Two employees at the restaurant's outpost at 700 W. 125th St., Nicole Asencio and Michael Asencio, claim the chain has failed to give staff a cut of the service fee charged for catered events since 2011, according to a class-action lawsuit filed Thursday in Manhattan Supreme Court.
The pair — who also filed the suit on behalf of more than 40 unnamed employees, including servers and bartenders — said the eatery charged patrons who had events catered on-site an 18 percent service fee, the suit says.
However, the company misled customers about the fee because a “reasonable customer” would think the charge paid for the staff, the suit claims. Dinosaur Bar-B-Que also did not properly disclose whether the fee paid for staff.
Workers at the restaurant were under contract at catered events and performed “food and service related tasks,” according to the suit.
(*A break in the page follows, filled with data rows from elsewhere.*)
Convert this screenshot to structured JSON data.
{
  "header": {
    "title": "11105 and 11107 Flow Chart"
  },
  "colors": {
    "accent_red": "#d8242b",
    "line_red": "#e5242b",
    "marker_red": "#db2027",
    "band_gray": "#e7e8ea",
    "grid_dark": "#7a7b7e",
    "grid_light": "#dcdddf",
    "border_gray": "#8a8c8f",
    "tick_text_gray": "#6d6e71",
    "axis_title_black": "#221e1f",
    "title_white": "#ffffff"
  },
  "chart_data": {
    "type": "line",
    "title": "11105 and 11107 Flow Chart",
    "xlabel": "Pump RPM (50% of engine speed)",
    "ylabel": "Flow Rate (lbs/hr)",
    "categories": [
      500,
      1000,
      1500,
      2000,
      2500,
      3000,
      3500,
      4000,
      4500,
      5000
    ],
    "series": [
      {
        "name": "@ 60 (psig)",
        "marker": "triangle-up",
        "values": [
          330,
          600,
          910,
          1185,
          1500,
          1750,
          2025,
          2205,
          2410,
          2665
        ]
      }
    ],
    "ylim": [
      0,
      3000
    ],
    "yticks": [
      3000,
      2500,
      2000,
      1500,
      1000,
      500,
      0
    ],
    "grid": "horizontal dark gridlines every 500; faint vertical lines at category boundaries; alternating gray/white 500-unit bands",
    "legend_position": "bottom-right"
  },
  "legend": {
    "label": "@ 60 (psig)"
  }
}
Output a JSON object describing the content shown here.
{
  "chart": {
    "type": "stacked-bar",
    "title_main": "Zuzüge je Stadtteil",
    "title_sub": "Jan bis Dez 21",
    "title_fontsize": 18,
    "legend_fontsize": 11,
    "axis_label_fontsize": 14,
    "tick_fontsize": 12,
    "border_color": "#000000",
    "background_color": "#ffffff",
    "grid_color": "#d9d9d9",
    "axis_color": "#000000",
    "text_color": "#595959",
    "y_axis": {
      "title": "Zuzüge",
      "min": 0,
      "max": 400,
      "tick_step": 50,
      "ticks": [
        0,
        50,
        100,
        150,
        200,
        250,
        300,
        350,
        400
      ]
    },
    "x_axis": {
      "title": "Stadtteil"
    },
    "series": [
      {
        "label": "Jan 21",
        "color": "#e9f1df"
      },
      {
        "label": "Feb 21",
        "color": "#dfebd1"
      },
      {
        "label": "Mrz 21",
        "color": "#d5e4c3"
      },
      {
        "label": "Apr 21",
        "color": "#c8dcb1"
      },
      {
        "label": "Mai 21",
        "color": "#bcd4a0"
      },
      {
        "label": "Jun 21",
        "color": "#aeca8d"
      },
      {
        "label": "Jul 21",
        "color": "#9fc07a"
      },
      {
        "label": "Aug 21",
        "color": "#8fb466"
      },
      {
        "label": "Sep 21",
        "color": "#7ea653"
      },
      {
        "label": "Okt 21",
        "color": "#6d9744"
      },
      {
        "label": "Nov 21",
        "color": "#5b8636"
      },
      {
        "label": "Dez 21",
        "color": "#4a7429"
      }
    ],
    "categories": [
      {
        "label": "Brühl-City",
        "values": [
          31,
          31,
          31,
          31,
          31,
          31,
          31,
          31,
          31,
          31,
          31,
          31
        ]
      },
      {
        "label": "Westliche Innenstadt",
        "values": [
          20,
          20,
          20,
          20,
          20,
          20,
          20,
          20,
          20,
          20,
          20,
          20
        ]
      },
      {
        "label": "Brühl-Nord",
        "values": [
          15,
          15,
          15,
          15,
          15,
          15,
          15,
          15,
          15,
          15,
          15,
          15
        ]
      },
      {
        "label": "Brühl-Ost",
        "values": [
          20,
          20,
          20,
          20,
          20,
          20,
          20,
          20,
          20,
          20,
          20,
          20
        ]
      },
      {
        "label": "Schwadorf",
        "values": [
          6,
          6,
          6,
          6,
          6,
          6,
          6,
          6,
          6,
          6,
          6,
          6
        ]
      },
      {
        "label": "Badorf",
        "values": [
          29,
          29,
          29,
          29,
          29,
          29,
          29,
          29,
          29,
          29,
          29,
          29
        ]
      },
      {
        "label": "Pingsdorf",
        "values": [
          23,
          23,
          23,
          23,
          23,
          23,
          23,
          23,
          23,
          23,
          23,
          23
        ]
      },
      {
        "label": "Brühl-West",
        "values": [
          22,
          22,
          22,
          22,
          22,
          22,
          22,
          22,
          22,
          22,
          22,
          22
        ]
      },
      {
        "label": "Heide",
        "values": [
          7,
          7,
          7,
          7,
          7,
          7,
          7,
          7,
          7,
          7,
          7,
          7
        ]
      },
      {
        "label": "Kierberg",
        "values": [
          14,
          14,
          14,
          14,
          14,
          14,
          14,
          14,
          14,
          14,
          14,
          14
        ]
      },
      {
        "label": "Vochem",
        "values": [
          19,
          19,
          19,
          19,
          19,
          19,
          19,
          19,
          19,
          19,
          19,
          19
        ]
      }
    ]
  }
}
The suit cites a state labor law statute noting that an employer cannot “retain any part of a gratuity or of any charge purported to be a gratuity for an employee.”
The company listed the “mandatory charge” on bills, menus, contracts, invoices and other catering receipts, and was “unlawfully retaining employees’ gratuities” from catering services at the Harlem location, as well as all other outposts across the state, the suit notes.
The restaurant has branches in Gowanus, as well as upstate in Syracuse, Buffalo, Rochester and Troy.
The suit is seeking an undisclosed judgment The law firm representing the employees did not return a request for comment.
In 2015, employees sued the restaurant for allegedly forcing some employees to perform “back-of-the-house” work without getting paid the full minimum wage.
A representative for Dinosaur Bar-B-Que did not immediately respond to a request for comment Tuesday regarding the suit.